Ces améliorations ne sont-elles pas justement l’occasion de perpétuer le traitement spécial et de contrer ainsi les mouvements de protestation, à l’extérieur et à l’intérieur, réclamant la fermeture pure et simple des sections de torture blanche ?
Loin d’être en régression, l’isolement est en progression dans les prisons françaises et sous diverses formes, il est le pivot de la gestion carcérale.
Comme tel, il nécessite toujours plus d’institutionnalisation et de normalisation.

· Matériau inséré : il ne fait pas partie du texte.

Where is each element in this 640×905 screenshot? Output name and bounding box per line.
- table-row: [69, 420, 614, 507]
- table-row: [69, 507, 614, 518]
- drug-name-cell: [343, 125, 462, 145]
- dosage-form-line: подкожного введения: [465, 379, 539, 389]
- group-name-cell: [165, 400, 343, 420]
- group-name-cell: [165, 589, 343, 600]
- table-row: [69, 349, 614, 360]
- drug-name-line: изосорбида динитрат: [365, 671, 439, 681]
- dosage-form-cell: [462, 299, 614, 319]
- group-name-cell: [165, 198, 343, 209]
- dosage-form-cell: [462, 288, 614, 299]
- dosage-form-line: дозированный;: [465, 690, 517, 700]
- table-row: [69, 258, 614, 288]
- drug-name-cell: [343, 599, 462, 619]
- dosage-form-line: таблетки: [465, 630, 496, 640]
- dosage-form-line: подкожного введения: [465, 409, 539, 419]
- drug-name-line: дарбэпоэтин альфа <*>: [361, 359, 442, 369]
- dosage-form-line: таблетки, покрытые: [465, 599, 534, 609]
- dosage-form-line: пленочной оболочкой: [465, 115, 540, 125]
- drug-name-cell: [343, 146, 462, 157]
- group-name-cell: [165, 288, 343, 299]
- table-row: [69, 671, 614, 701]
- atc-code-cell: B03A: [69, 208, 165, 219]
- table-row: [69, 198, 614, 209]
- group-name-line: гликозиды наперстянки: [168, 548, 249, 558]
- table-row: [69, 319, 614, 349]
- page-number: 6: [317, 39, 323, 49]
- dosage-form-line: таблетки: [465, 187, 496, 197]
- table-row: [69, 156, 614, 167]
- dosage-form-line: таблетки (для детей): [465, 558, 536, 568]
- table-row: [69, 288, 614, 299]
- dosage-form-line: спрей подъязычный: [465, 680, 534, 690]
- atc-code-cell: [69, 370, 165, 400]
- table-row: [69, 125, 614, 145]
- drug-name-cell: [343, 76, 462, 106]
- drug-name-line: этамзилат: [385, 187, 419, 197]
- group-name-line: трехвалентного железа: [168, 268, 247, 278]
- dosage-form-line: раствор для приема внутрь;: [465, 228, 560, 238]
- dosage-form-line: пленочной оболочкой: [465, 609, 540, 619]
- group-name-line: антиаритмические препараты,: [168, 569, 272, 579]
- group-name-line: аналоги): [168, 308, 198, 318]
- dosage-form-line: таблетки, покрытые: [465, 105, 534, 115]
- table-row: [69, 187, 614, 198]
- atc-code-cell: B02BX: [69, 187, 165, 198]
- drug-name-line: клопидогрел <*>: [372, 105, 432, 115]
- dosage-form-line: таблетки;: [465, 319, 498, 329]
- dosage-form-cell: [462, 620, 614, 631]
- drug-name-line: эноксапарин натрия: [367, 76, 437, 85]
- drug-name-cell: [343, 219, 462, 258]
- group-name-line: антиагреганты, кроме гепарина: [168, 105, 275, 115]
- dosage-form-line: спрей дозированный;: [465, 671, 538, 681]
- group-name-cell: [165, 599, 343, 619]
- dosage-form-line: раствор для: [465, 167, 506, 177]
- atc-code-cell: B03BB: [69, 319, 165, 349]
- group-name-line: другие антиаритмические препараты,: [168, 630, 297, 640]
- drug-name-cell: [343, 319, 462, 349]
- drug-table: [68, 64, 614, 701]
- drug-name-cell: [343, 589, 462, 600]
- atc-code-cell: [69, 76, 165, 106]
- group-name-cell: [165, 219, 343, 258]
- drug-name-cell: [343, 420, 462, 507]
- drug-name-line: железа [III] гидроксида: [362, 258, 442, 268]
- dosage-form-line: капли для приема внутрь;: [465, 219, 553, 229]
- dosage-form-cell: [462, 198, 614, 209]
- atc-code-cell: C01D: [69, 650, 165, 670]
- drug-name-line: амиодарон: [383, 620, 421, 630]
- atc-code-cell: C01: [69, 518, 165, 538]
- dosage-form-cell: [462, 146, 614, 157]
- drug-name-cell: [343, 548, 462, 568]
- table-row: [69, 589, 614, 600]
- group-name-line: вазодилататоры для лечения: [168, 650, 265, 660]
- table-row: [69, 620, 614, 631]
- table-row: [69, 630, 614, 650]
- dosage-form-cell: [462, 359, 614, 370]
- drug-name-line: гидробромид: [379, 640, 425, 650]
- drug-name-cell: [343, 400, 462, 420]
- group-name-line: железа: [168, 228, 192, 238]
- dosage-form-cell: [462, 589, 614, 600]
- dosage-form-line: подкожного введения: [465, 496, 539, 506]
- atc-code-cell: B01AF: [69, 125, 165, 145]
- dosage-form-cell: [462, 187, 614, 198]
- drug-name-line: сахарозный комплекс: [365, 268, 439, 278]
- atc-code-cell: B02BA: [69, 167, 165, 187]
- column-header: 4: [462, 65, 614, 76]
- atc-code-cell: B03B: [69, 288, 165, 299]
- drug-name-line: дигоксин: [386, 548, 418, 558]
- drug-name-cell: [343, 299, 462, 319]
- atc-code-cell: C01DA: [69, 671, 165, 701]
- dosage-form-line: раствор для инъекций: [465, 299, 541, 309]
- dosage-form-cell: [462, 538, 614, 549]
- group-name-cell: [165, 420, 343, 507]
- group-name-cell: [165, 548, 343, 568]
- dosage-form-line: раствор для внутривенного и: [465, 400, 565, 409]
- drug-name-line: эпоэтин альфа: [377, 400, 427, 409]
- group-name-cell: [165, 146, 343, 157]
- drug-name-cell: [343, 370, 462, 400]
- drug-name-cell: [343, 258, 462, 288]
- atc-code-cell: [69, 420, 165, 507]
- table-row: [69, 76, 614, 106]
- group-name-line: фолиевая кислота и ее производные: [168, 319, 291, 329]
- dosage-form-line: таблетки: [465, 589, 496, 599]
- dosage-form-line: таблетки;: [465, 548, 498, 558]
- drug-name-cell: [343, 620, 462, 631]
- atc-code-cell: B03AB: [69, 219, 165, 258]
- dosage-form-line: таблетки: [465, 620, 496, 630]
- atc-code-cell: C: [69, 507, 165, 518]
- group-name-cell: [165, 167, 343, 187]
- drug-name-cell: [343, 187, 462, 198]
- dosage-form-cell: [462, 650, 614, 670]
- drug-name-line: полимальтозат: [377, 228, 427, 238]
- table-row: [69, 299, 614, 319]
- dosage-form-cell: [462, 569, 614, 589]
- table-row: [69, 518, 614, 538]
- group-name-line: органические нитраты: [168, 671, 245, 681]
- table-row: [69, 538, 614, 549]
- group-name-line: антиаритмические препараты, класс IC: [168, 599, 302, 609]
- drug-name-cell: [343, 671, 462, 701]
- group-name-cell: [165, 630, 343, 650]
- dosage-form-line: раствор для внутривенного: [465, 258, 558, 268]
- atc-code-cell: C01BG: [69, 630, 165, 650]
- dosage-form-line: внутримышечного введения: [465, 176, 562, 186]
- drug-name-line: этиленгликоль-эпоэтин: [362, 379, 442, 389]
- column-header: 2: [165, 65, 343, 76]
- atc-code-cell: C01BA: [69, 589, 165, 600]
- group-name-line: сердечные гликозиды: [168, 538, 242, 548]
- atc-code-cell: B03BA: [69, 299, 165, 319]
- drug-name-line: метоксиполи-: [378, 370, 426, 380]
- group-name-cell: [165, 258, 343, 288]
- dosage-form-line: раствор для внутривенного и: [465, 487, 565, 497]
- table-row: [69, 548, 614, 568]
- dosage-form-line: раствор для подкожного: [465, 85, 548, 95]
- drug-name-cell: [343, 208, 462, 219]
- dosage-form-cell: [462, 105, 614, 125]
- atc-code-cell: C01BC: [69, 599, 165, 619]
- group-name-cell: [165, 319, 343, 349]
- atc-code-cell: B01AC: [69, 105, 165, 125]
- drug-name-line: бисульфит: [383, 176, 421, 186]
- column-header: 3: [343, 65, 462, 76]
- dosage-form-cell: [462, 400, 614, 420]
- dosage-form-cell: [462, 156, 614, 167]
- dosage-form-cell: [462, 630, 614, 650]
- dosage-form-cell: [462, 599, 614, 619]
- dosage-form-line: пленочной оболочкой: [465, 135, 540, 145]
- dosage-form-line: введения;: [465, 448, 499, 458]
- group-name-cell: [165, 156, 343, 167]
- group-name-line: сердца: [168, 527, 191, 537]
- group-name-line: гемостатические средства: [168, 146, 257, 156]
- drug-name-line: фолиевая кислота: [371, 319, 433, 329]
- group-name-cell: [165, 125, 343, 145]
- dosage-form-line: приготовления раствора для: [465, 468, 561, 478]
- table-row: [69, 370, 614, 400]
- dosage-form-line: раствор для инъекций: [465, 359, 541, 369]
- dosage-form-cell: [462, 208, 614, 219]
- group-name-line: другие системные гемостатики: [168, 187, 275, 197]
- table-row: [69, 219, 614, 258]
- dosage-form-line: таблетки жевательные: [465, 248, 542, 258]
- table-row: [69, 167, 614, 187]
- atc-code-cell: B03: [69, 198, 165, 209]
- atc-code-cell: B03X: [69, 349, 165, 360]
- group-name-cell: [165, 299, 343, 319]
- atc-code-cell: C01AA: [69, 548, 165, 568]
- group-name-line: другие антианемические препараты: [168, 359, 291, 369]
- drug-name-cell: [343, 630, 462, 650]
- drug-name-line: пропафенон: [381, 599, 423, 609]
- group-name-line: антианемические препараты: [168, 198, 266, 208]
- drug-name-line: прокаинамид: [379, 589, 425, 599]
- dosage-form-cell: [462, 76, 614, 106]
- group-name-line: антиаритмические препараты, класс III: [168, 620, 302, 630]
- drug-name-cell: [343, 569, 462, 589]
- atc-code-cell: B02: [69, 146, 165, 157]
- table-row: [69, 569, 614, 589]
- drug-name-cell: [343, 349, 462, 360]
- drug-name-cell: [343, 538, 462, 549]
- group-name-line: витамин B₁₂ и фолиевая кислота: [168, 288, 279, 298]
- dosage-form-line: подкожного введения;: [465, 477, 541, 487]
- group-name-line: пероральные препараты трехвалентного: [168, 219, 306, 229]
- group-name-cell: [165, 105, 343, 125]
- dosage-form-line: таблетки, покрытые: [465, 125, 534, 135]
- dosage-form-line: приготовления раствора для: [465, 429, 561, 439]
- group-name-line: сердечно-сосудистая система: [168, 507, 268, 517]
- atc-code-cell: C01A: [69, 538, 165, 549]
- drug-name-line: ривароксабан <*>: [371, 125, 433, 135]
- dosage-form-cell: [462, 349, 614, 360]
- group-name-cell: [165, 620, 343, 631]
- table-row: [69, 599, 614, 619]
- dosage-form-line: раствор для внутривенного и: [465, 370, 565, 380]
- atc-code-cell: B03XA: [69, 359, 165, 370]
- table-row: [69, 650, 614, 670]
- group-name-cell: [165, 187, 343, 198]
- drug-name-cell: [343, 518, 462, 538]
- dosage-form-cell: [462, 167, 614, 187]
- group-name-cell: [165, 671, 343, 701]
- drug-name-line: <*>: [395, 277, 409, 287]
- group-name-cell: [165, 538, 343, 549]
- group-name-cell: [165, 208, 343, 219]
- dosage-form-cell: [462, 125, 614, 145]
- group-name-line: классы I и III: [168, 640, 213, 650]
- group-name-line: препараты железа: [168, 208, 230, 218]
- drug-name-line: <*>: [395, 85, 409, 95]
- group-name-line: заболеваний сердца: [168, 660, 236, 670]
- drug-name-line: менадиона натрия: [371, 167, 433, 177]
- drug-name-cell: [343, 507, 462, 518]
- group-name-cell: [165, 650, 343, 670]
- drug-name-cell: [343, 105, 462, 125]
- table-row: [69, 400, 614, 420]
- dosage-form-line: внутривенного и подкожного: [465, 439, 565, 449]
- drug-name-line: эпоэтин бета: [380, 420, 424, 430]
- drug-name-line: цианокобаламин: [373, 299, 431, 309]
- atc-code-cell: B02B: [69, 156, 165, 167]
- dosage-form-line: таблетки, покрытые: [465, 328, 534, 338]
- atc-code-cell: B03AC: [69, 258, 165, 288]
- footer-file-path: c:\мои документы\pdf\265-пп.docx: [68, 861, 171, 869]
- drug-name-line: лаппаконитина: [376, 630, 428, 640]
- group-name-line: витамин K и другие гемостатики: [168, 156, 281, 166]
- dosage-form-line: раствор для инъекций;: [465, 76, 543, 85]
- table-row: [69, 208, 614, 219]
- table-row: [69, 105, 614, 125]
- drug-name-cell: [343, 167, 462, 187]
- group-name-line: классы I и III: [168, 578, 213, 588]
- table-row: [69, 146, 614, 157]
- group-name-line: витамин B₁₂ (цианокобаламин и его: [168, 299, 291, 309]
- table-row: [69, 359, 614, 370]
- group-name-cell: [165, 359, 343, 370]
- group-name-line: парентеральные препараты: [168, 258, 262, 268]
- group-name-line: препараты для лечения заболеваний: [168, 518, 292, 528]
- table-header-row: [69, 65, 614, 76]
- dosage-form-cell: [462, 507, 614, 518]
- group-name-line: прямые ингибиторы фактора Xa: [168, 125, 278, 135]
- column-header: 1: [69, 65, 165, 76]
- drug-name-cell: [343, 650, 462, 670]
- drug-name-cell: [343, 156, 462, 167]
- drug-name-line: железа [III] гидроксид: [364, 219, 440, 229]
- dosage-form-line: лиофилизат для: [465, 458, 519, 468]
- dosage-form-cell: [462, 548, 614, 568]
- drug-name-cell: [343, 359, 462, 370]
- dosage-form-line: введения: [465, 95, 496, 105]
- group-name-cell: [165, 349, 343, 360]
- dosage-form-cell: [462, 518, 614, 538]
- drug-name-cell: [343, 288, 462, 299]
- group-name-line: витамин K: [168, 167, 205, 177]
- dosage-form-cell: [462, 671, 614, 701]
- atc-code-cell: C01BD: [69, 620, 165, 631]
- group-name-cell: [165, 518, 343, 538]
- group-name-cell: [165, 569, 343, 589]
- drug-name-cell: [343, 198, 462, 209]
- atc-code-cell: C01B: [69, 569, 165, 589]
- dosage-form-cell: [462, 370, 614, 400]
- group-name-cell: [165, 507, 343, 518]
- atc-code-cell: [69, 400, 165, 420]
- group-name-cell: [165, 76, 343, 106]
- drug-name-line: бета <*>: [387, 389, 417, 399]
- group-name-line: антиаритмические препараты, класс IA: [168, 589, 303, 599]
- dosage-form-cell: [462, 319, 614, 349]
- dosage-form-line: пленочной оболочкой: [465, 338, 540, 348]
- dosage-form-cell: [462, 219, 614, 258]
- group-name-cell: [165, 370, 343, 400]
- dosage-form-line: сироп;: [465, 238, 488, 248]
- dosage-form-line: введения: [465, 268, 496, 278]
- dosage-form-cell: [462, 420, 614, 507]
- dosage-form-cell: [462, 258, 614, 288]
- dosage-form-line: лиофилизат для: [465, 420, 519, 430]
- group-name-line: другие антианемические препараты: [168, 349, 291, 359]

Par le passé, seule une poignée de militants politiques et de rebelles supportaient des traitements spécifiques en dehors de tout cadre réglementaire et souvent dans l’illégalité complète. L’urgence antiterroriste et le silence du consensus pacifiaient les velléités humanitaires et les critiques des défenseurs de l’État de droit. Aujourd’hui des textes existent, il faut le reconnaître. Nos luttes n’avaient pas ce but mais elles ont imposé ce compromis et fait reculer d’une certaine façon la pression de la « torture blanche ».
Pourtant après des années on est obligé de constater que les textes sont le plus souvent détournés et peu appliqués. Finalement, ils n’apportent que la légalité à la « torture blanche » sous le prétexte d’en régir l’application. Tout cet encadrement légal se résume à la fonction de cache sexe de l’arbitraire et du manque de transparence. La torture est toujours la torture. Institutionnalisée, balisée mais toujours aussi destructrice.